2015年に六代目山口組を離脱し神戸山口組を立ち上げた井上邦雄組長も75歳に。ここ数年は目立った動きを見せていない(写真:時事通信社)2015年に六代目山口組を離脱し神戸山口組を立ち上げた井上邦雄組長も75歳に。ここ数年は目立った動きを見せていない(写真:時事通信社)
劣勢続く神戸山口組で、またも瓦解に向けた動きが進んでいる。井上邦雄組長の側近組織から、敵対する六代目山口組への移籍が起きているのだ。8月27日で発足から8年目を迎える中、大きな曲がり角を迎えている。

■かつては組長自らナイフ襲撃の武闘派組織

今回、組員の離脱が表面化したのは、神戸側の二代目英組。トップの藤田恭右組長は神戸側の幹部である若頭補佐を務め、井上組長に心酔しているともされる人物だ。藤田組長は昨年7月、東京都江戸川区の自宅周辺を動画撮影していた六代目側の関係者に対し、ナイフで太ももを刺したとして傷害容疑で逮捕。現在、東京拘置所で公判を待つ身だ。警視庁の捜査関係者が語る。
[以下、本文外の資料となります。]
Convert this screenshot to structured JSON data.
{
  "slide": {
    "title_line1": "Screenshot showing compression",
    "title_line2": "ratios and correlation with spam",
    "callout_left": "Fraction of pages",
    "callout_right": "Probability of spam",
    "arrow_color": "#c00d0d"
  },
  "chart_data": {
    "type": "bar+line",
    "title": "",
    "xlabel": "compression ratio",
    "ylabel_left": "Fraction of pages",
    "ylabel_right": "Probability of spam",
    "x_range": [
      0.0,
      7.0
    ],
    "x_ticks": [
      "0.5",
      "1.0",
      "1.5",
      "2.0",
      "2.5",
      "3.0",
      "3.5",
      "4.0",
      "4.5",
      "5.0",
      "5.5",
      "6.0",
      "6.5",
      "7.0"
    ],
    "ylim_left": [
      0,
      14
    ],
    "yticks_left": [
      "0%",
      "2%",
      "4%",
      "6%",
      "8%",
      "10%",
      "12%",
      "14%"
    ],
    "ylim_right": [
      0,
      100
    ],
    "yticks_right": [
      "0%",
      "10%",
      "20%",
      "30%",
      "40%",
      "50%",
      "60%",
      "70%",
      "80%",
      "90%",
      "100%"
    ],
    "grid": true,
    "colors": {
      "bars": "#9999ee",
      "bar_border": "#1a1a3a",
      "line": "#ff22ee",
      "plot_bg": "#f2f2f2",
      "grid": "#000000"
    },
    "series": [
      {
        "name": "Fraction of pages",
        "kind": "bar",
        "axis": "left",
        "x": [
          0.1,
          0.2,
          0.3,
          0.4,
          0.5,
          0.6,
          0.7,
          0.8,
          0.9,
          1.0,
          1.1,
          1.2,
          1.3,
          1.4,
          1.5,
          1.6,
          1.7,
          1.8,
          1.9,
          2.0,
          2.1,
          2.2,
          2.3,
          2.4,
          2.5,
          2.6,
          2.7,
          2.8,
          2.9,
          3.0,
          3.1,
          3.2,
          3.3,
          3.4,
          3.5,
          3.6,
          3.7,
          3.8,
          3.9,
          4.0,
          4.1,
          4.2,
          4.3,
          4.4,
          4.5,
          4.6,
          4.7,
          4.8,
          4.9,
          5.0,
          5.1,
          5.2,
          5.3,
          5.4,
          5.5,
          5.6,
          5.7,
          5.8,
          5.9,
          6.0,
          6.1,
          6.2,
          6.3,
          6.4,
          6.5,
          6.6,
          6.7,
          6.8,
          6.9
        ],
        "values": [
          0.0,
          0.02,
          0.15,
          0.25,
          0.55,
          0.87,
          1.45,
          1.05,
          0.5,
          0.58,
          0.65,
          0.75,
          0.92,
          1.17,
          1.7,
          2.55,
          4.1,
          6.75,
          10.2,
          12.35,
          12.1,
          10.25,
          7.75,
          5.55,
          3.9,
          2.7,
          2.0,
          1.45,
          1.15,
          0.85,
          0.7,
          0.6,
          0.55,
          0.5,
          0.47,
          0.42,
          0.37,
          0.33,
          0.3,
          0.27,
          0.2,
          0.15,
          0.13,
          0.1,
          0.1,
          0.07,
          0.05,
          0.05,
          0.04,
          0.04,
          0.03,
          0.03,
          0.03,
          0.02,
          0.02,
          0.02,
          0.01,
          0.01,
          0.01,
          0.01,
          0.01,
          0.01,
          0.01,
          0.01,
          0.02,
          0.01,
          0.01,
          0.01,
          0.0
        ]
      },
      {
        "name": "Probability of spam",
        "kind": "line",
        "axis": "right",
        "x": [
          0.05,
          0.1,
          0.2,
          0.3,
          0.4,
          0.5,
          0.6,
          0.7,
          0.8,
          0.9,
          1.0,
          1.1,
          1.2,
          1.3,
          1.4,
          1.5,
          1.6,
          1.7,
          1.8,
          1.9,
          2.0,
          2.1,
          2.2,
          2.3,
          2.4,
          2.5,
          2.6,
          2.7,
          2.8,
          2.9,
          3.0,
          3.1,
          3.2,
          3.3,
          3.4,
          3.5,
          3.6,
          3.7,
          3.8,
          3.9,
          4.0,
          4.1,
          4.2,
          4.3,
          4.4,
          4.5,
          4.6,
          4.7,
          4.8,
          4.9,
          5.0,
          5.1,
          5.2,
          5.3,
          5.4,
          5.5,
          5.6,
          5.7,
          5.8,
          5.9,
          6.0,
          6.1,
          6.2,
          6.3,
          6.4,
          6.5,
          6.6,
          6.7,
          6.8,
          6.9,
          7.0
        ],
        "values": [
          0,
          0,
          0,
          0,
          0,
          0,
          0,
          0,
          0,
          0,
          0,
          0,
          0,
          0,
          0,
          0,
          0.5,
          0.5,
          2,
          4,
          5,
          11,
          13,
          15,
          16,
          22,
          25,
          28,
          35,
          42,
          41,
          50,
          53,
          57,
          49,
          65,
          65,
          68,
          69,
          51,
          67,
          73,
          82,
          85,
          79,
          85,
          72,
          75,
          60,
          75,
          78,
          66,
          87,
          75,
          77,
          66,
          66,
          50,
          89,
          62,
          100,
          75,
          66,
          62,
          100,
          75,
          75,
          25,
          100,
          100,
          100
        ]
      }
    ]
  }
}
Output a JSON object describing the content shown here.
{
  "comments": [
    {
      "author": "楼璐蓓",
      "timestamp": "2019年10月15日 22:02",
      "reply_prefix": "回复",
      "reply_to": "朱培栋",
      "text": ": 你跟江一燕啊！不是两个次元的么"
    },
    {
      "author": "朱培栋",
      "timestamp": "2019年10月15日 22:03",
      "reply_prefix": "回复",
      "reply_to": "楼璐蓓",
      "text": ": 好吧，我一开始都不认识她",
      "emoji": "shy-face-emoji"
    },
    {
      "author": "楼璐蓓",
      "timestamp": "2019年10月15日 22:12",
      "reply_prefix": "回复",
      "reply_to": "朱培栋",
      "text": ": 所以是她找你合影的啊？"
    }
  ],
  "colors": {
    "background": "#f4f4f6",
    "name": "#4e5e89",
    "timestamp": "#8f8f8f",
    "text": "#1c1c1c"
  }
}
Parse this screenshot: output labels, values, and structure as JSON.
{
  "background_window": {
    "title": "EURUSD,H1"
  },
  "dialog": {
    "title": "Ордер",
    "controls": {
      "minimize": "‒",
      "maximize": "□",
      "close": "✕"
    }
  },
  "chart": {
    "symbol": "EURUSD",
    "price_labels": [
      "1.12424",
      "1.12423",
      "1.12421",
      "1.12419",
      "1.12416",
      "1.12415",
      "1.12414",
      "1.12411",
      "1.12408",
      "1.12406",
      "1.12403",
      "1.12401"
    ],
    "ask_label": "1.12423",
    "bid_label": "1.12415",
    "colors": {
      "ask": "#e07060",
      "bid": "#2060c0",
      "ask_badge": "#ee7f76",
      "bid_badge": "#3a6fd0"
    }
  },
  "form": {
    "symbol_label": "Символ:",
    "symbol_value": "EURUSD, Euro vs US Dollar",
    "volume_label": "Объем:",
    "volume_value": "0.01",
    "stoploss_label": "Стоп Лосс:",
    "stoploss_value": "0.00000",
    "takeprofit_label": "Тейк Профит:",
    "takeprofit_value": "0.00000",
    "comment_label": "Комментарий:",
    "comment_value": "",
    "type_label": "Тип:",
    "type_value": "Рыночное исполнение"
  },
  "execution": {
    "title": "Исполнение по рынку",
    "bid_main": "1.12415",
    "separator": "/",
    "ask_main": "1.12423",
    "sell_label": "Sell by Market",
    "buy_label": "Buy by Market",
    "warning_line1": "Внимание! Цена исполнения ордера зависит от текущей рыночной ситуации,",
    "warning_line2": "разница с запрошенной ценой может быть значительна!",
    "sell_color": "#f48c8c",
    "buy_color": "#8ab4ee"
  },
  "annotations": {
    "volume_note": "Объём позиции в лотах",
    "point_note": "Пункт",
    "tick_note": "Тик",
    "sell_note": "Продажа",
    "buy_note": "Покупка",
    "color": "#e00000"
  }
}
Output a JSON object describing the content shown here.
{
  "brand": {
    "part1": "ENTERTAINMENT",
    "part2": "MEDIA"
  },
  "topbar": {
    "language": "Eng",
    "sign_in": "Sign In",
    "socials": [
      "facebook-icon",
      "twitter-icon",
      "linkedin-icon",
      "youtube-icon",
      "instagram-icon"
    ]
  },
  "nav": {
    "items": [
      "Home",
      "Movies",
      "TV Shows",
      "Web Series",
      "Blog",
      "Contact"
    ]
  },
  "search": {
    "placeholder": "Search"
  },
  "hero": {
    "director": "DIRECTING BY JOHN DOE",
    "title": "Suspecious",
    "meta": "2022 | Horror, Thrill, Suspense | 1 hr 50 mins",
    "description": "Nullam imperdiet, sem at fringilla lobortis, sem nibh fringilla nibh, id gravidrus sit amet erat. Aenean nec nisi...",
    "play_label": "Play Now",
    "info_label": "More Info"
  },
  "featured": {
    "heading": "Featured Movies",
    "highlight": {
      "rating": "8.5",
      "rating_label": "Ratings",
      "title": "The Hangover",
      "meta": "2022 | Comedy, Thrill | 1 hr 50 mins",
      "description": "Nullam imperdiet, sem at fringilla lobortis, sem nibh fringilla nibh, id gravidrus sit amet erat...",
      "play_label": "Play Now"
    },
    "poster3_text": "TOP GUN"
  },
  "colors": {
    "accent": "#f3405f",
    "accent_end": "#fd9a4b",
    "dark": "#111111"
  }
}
「藤田組長は井上組長の最側近を自負し、英組は親衛隊的な位置づけでした。このため、六代目のターゲットとされ、襲撃に向けて撮影していたところを、ボクシング経験があって喧嘩に自信のある藤田組長に返り討ちに遭った格好です。

ただ、藤田組長の長期拘留によって英組は求心力を失ってきたようです。そして、最近になって英組員が六代目側の執行部に座る直系組織へ移籍したようです。井上組長は分裂を首謀した幹部たちや、出身母体の山健組に見限られ、英組は最後の虎の子の部隊だった。ここが崩れるのは、大ダメージです」

一方の六代目山口組の司忍こと篠田建一組長はさらに高齢の81歳。後継人事については謎に包まれたままだ(写真:時事通信社)一方の六代目山口組の司忍こと篠田建一組長はさらに高齢の81歳。後継人事については謎に包まれたままだ(写真:時事通信社)
子分たちに去られても、なお神戸側にとどまったとみられる藤田組長とはどのような人物なのか。関西の暴力団事情に詳しいA氏が解説する。

「藤田組長は2013年、先代の英五郎組長の引退に伴い、英組の二代目組長として六代目山口組の直参となりました。しかし、二か月ほど経って、過去の覚せい剤事件の関与を問題とみなされ、絶縁処分となりました。

その後は、不動産関係の仕事でカネを手にしつつも、ヤクザへの未練を捨てきれず、自らを処分した六代目側に不満を持っていたそうです。そして、15年10月、発足して間もない神戸側に加入したのです。再びヤクザとして戻してくれた井上組長への忠誠は強かったようです。今回は、藤田組長にも移籍の誘いがあったようですが、頑として断ったそうです」

■「代紋欲しさでヤクザ復帰」の見方も

ただ、神戸側が六代目側からの攻勢に苦しむ中、英組が抗争で名を挙げることはなかった。前出の捜査関係者は次のように手厳しい。

「藤田組長は六代目側への恨みを晴らそうと思って復帰したわけではなく、あくまでシノギで組の代紋が必要だったから神戸側に参画しただけ。そのために、仲介役となった先代の英組長は、五代目体制では本家の若頭補佐を務めたほどの大幹部で、しかも既に引退しているというのに、六代目側から絶縁処分を言い渡された。

また、英組は大阪に本部事務所を置くが、実質的には藤田組長の地盤の東京の組織。神戸側は東京での足場が乏しいので、『にらみをきかせるために英組は東京に事務所を開設するべきだ』といった声が出ていたが、具体的に行動を起こすことはなかった」

櫛の歯がこぼれるように構成員が減っていく神戸山口組。六代目側の次のターゲットに注目が集まる。